ROWLAND: The Prime Minister this morning has already said there’ll be subsidies of some form offered to Victorian childcare centres, to ensure they stay open and importantly keep their employees on the books. Is that a good move?
SHORTEN: It is a good move. I mean, I've got to put this message to Mr Morrison and perhaps leaders in other parts of Australia. We can't wind back the supports which were put in place for the pandemic, when Victoria is still going through the pandemic. It's a sad day in Melbourne today. Where I live in Moonee Ponds seems to be hairdresser's central. There'll be no more haircuts from tonight. Our streets are like ghost towns. And yet I sort of feel this sense of almost an out of body experience when I listen to the current Federal Government talk about matters to do with JobKeeper and JobSeeker. Our businesses, our people here in Melbourne and Victoria, they're doing it really tough. I don't know why we're playing this game of waiting to see whether or not the Federal Government will work out that Victoria's doing it tough. We simply are. JobSeeker should be extended. JobKeeper should be extended. We shouldn't have Coalition Ministers running around, jabbering about the mutual obligations when there are no jobs. So I would just ask perhaps the Government, let's make quick decisions. It’s no good leaving it for weeks and months, whether or not a small business can get JobKeeper The pandemic is now. It's real and we need decisions now. The facts aren't going to change in two weeks. They're the facts now.
ROWLAND: Okay, and picking up on that, should the government consider putting childcare workers back on JobKeeper?
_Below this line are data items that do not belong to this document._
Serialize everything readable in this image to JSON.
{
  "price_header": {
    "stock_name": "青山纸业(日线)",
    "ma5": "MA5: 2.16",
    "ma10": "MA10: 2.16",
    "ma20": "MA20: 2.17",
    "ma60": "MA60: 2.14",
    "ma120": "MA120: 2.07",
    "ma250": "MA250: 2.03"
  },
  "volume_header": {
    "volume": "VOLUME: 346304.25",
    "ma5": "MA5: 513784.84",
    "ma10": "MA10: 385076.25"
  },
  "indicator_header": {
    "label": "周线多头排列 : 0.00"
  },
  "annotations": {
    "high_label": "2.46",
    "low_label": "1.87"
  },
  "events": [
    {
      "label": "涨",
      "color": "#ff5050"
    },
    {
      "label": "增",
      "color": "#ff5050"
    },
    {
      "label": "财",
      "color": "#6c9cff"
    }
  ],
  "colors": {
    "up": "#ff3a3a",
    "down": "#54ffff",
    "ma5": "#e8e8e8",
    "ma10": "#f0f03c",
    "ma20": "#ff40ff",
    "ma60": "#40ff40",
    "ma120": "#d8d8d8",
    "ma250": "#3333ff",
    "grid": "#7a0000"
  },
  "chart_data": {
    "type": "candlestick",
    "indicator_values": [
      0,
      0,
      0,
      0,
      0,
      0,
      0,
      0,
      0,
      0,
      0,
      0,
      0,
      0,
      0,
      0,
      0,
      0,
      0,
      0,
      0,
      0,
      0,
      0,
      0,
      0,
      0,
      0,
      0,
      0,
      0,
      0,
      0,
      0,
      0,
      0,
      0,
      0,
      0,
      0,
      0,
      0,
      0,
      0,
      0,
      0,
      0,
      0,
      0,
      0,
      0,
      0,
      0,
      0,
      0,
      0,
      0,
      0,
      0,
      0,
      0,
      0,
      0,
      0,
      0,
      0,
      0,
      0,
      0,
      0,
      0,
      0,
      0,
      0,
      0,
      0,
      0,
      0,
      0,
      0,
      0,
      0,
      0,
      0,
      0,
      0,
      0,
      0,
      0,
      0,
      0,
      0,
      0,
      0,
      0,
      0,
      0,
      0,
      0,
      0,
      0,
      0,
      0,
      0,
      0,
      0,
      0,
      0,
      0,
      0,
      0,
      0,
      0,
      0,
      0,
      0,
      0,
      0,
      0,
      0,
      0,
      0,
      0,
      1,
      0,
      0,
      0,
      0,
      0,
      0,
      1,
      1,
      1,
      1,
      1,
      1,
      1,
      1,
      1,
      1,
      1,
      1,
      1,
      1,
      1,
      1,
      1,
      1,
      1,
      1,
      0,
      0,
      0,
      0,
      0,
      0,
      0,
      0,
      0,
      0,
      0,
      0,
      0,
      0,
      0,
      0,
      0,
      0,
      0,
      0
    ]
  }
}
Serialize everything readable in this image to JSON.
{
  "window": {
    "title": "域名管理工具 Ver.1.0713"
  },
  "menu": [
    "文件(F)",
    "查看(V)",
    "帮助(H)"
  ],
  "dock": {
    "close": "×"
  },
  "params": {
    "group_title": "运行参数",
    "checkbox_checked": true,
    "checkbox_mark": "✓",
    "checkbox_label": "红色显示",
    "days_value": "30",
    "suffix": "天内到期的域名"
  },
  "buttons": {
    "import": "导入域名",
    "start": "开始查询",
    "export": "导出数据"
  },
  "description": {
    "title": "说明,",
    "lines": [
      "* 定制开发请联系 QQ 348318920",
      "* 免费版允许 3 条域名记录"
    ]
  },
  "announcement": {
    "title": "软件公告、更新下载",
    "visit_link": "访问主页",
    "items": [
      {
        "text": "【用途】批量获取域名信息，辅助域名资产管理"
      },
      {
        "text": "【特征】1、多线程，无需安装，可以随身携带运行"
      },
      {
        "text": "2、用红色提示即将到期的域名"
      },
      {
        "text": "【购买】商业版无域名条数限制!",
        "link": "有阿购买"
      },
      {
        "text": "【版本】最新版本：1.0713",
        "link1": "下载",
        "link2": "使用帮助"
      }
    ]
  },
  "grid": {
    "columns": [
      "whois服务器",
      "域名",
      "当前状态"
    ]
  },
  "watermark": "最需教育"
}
SHORTEN: That's the tidiest scheme. I sometimes feel - and excuse a degree of frustration, but it's our small businesses who are doing it hard. It's our people who are doing it hard - but I sometimes feel like the Government sort of makes the decision to wind something back, then it's rushing together something with an ice cream stick, some sticky tape and a rubber band, and doing something separate for childcare. Early year educators are workers. Why not just keep it in the one scheme, JobKeeper? Why create more work for yourself? Why do these small businesses have to have new paperwork? It's a bit like pandemic leave. But why is it that we can have pandemic leave in aged care but not the area I'm very interested in as well as aged care, disability care. You've got workers who work for various people with disabilities. It's exactly the same profile as aged care. And you've got 720 group disability homes in Melbourne. Why can't they just get pandemic leave? Why are we doing this little bit here and a little bit there. You know, it's wrong.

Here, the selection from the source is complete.